De verdediging neemt de verklaring van verdachte als uitgangspunt en acht niet wettig en overtuigend bewezen dat verdachte seksueel is binnengedrongen bij het slachtoffer. De verklaring van verdachte vindt steun in het proces-verbaal van bevindingen op pagina 4 waarin is gerelateerd dat het slachtoffer (kort na het gebeurde) op een vraag van een verbalisant of er seksueel is binnengedrongen, antwoordt dat dit niet het geval is geweest.
Verder vindt zijn verklaring steun in het forensisch bewijs nu uit het rapport van het NFI d.d. 9 april 2019 volgt dat sperma is aangetroffen bij de
ingangvan de anus en vagina en niet ín de anus en vagina. Verdachte dient te worden vrijgesproken van het onderdeel seksueel binnendringen.
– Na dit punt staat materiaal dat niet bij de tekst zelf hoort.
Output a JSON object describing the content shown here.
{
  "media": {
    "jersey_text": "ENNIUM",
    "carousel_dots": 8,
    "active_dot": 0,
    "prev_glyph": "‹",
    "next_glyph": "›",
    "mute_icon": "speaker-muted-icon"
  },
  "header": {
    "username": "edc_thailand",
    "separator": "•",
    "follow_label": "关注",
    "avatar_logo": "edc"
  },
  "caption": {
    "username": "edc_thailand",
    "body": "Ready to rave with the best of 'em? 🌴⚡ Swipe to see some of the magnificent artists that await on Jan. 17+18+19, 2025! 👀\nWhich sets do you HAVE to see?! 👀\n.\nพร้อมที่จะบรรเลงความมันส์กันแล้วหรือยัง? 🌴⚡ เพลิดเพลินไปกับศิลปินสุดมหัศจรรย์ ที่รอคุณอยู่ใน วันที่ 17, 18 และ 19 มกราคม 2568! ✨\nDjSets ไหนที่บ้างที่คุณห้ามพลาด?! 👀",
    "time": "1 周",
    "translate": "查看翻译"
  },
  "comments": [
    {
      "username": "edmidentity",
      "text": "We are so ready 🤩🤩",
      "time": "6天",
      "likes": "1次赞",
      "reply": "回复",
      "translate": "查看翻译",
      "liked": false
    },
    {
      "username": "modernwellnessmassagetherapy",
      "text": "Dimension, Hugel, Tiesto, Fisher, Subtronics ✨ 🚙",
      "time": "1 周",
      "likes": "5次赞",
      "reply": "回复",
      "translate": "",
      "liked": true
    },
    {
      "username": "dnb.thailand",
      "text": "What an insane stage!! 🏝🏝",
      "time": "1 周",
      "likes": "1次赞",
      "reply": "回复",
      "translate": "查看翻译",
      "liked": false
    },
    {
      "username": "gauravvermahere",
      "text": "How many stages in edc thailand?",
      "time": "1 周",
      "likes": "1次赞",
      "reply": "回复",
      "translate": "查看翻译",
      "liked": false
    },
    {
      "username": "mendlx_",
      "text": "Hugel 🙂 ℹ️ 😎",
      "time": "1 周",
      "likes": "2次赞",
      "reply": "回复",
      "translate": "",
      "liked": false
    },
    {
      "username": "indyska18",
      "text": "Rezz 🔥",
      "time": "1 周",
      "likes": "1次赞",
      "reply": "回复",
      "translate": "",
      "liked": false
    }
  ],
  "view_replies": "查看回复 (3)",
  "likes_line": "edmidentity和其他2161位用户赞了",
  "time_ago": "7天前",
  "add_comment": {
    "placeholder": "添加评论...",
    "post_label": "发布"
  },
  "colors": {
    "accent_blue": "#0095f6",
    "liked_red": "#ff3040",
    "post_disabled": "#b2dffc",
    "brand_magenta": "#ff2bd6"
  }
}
De verdediging refereert zich voor wat betreft de overige onderdelen van de tenlastelegging aan het oordeel van de rechtbank.
Feit 2 kan wettig en overtuigend worden bewezen te meer nu verdachte heeft bekend dat hij handboeien heeft gebruikt.
4.3
Het oordeel van de rechtbank
Feiten 1 en 2
De rechtbank stelt de volgende feitelijke gang van zaken vast.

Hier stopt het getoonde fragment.